Major contract manufacturer Foxconn Technology Group -- which counts Apple, HP, Dell, Nokia and Motorola Mobility among its major clients -- last week raised wages for its workers in China by 16-25 percent, the third hike since 2010.
The wage increases reflect a rising trend across the Chinese electronics manufacturing industry and could pressure already wafer-thin margins at the likes of HP and Dell.
HP Chief Executive Meg Whitman said rising wages in China could eventually have a ripple effect across the world electronics industry.
"If Foxconn's labor cost go up, their product cost to us will go up," she told Reuters in an interview on Wednesday.
"But that will be an industry-wide phenomenon and then we have to decide how much do we pass on to our customers versus how much cost do we absorb."
Dell, which on Tuesday reported a 18 percent slide in quarterly profit, said it was also keeping an eye on wages in China.
"It's not clear to us how that will play out in terms of our costs," Dell Chief Financial Officer Brian Gladden told Reuters. "It remains to be seen how that flows through the overall supply chain.

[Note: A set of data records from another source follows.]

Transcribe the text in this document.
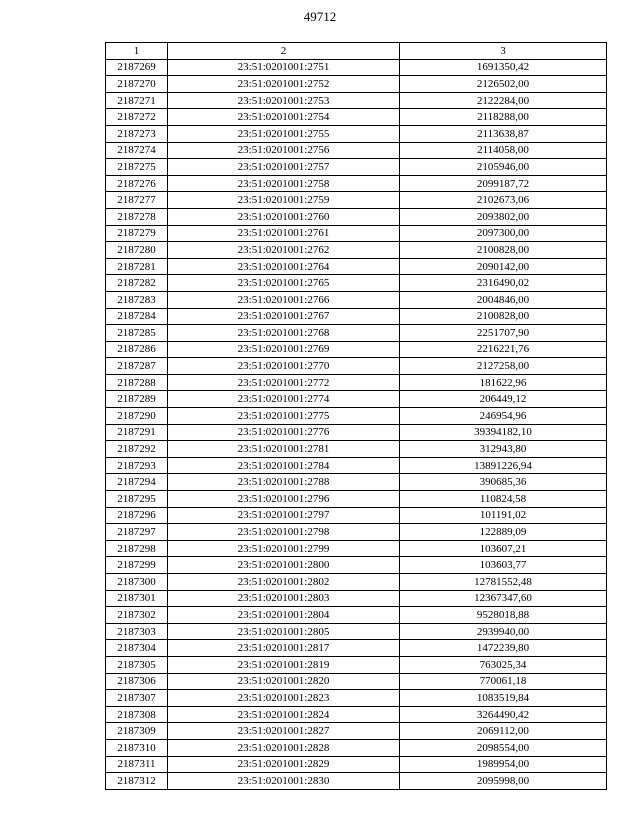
49712
1	2	3
2187269	23:51:0201001:2751	1691350,42
2187270	23:51:0201001:2752	2126502,00
2187271	23:51:0201001:2753	2122284,00
2187272	23:51:0201001:2754	2118288,00
2187273	23:51:0201001:2755	2113638,87
2187274	23:51:0201001:2756	2114058,00
2187275	23:51:0201001:2757	2105946,00
2187276	23:51:0201001:2758	2099187,72
2187277	23:51:0201001:2759	2102673,06
2187278	23:51:0201001:2760	2093802,00
2187279	23:51:0201001:2761	2097300,00
2187280	23:51:0201001:2762	2100828,00
2187281	23:51:0201001:2764	2090142,00
2187282	23:51:0201001:2765	2316490,02
2187283	23:51:0201001:2766	2004846,00
2187284	23:51:0201001:2767	2100828,00
2187285	23:51:0201001:2768	2251707,90
2187286	23:51:0201001:2769	2216221,76
2187287	23:51:0201001:2770	2127258,00
2187288	23:51:0201001:2772	181622,96
2187289	23:51:0201001:2774	206449,12
2187290	23:51:0201001:2775	246954,96
2187291	23:51:0201001:2776	39394182,10
2187292	23:51:0201001:2781	312943,80
2187293	23:51:0201001:2784	13891226,94
2187294	23:51:0201001:2788	390685,36
2187295	23:51:0201001:2796	110824,58
2187296	23:51:0201001:2797	101191,02
2187297	23:51:0201001:2798	122889,09
2187298	23:51:0201001:2799	103607,21
2187299	23:51:0201001:2800	103603,77
2187300	23:51:0201001:2802	12781552,48
2187301	23:51:0201001:2803	12367347,60
2187302	23:51:0201001:2804	9528018,88
2187303	23:51:0201001:2805	2939940,00
2187304	23:51:0201001:2817	1472239,80
2187305	23:51:0201001:2819	763025,34
2187306	23:51:0201001:2820	770061,18
2187307	23:51:0201001:2823	1083519,84
2187308	23:51:0201001:2824	3264490,42
2187309	23:51:0201001:2827	2069112,00
2187310	23:51:0201001:2828	2098554,00
2187311	23:51:0201001:2829	1989954,00
2187312	23:51:0201001:2830	2095998,00
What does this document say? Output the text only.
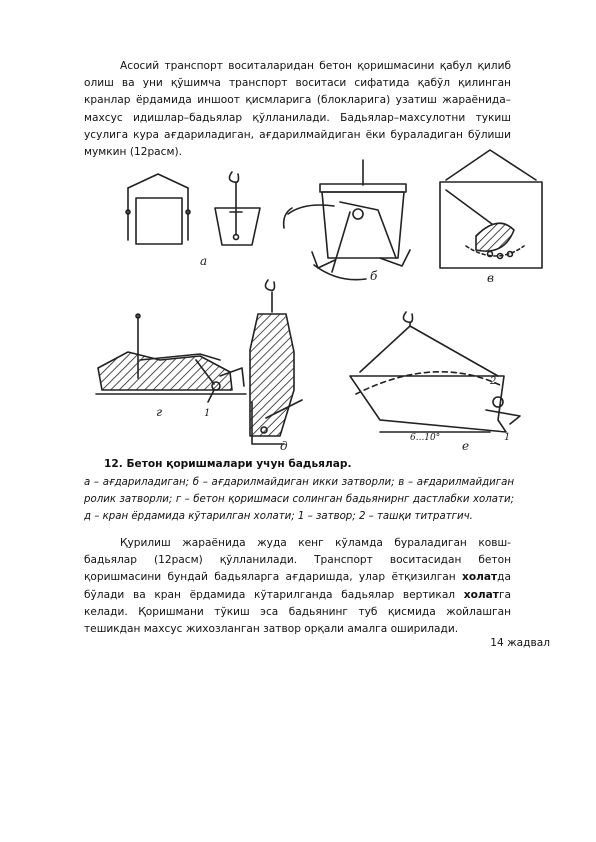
Асосий транспорт воситаларидан бетон қоришмасини қабул қилиб олиш ва уни қўшимча транспорт воситаси сифатида қабўл қилинган кранлар ёрдамида иншоот қисмларига (блокларига) узатиш жараёнида–махсус идишлар–бадьялар қўлланилади. Бадьялар–махсулотни тукиш усулига кура ағдариладиган, ағдарилмайдиган ёки бураладиган бўлиши мумкин (12расм).

а
б	в
г	1
д	е
2
1
6...10°

12. Бетон қоришмалари учун бадьялар.

а – ағдариладиган; б – ағдарилмайдиган икки затворли; в – ағдарилмайдиган ролик затворли; г – бетон қоришмаси солинган бадьянирнг дастлабки холати; д – кран ёрдамида кўтарилган холати; 1 – затвор; 2 – ташқи титратгич.

Қурилиш жараёнида жуда кенг кўламда бураладиган ковш-бадьялар (12расм) қўлланилади. Транспорт воситасидан бетон қоришмасини бундай бадьяларга ағдаришда, улар ётқизилган холатда бўлади ва кран ёрдамида кўтарилганда бадьялар вертикал холатга келади. Қоришмани тўкиш эса бадьянинг туб қисмида жойлашган тешикдан махсус жихозланган затвор орқали амалга оширилади.

14 жадвал
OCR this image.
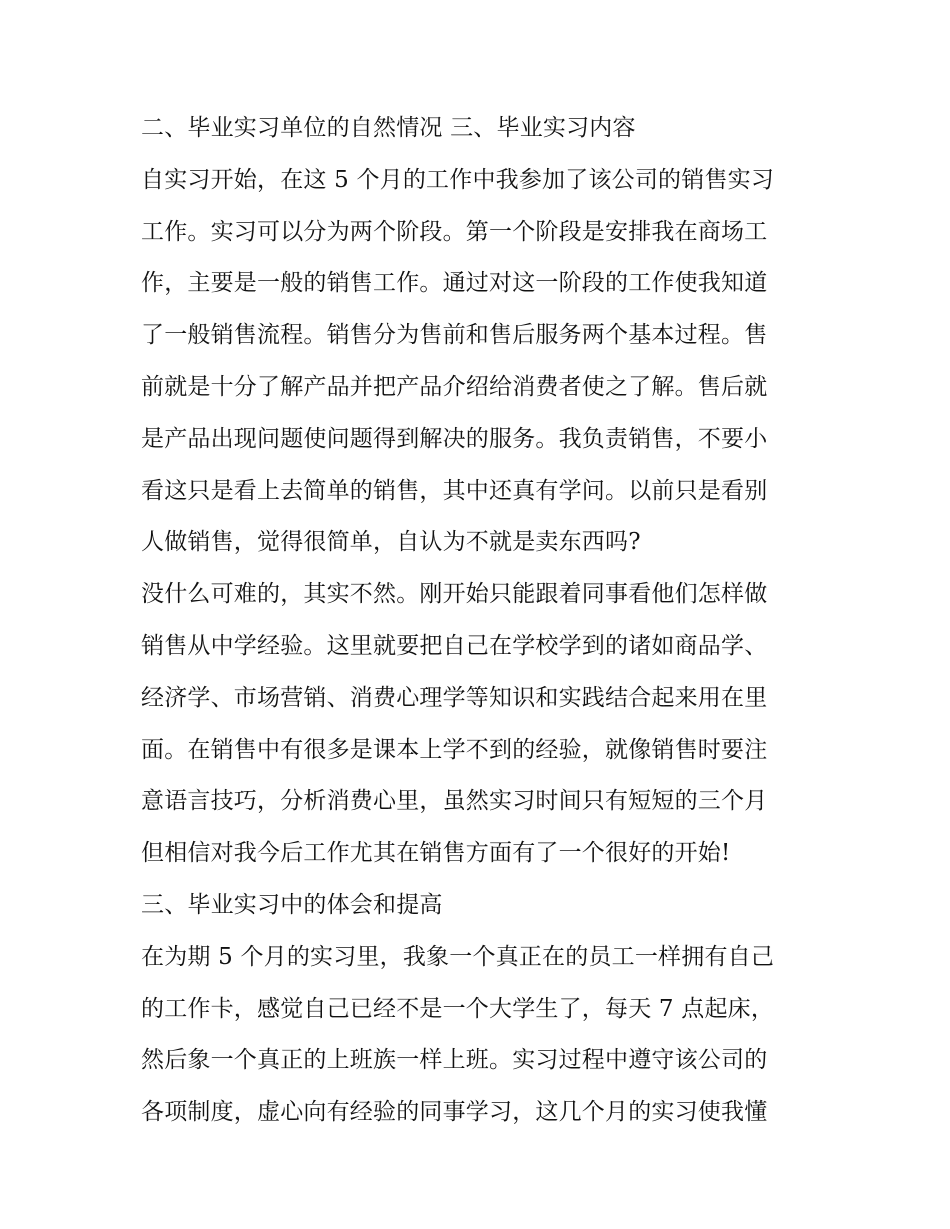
二、毕业实习单位的自然情况 三、毕业实习内容
自实习开始，在这 5 个月的工作中我参加了该公司的销售实习
工作。实习可以分为两个阶段。第一个阶段是安排我在商场工
作，主要是一般的销售工作。通过对这一阶段的工作使我知道
了一般销售流程。销售分为售前和售后服务两个基本过程。售
前就是十分了解产品并把产品介绍给消费者使之了解。售后就
是产品出现问题使问题得到解决的服务。我负责销售，不要小
看这只是看上去简单的销售，其中还真有学问。以前只是看别
人做销售，觉得很简单，自认为不就是卖东西吗?
没什么可难的，其实不然。刚开始只能跟着同事看他们怎样做
销售从中学经验。这里就要把自己在学校学到的诸如商品学、
经济学、市场营销、消费心理学等知识和实践结合起来用在里
面。在销售中有很多是课本上学不到的经验，就像销售时要注
意语言技巧，分析消费心里，虽然实习时间只有短短的三个月
但相信对我今后工作尤其在销售方面有了一个很好的开始!
三、毕业实习中的体会和提高
在为期 5 个月的实习里，我象一个真正在的员工一样拥有自己
的工作卡，感觉自己已经不是一个大学生了，每天 7 点起床，
然后象一个真正的上班族一样上班。实习过程中遵守该公司的
各项制度，虚心向有经验的同事学习，这几个月的实习使我懂
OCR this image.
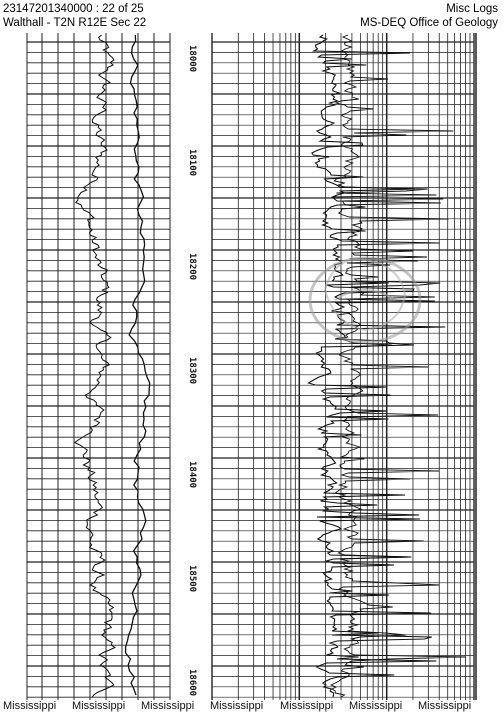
23147201340000 : 22 of 25
Walthall - T2N R12E Sec 22
Misc Logs
MS-DEQ Office of Geology
18000
18100
18200
18300
18400
18500
18600
Mississippi Mississippi Mississippi Mississippi Mississippi Mississippi Mississippi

We will continue to watch that."
But Gladden said labor costs are a "very, very small piece" of the total cost of its products.
To companies like HP and Dell that specialize in creating ultra-efficient supply chains and cutting costs to preserve razor-thin profit margins, any rising expense can be trouble.
"HP and Dell's PCs could cost a bit more. Those companies have been trying to pass on extra costs. It may or may not work. Their products aren't as differentiated as Apple's," said Shaw Wu, an analyst at Sterne Agee in San Francisco.
Apple's main manufacturer of iPads and iPhones, Foxconn is already in the spotlight because of its poor labor conditions, with reports of employees committing suicide.
Foxconn's February wage hike was announced days after Apple said a U.S. non-profit labor group had begun an "unprecedented" inspection of working conditions at its main contract manufacturers, including Foxconn.
Foxconn's wage increase comes as Chinese electronics manufacturers face higher costs to attract workers.
The government of Shenzhen, a freewheeling boomtown bordering Hong Kong, announced in January it was increasing its minimum wage by 13.6 percent despite warnings from factory owners the move could deal another blow to exporters already reeling from a sharp drop in Western orders.
Taiwan-based Foxconn said the pay of a junior level worker in Shenzhen, southern China, had risen to 1,800 yuan ($290) per month and could be further raised above 2,200 yuan if the worker passed a technical examination. It said that pay three years ago was 900 yuan a month.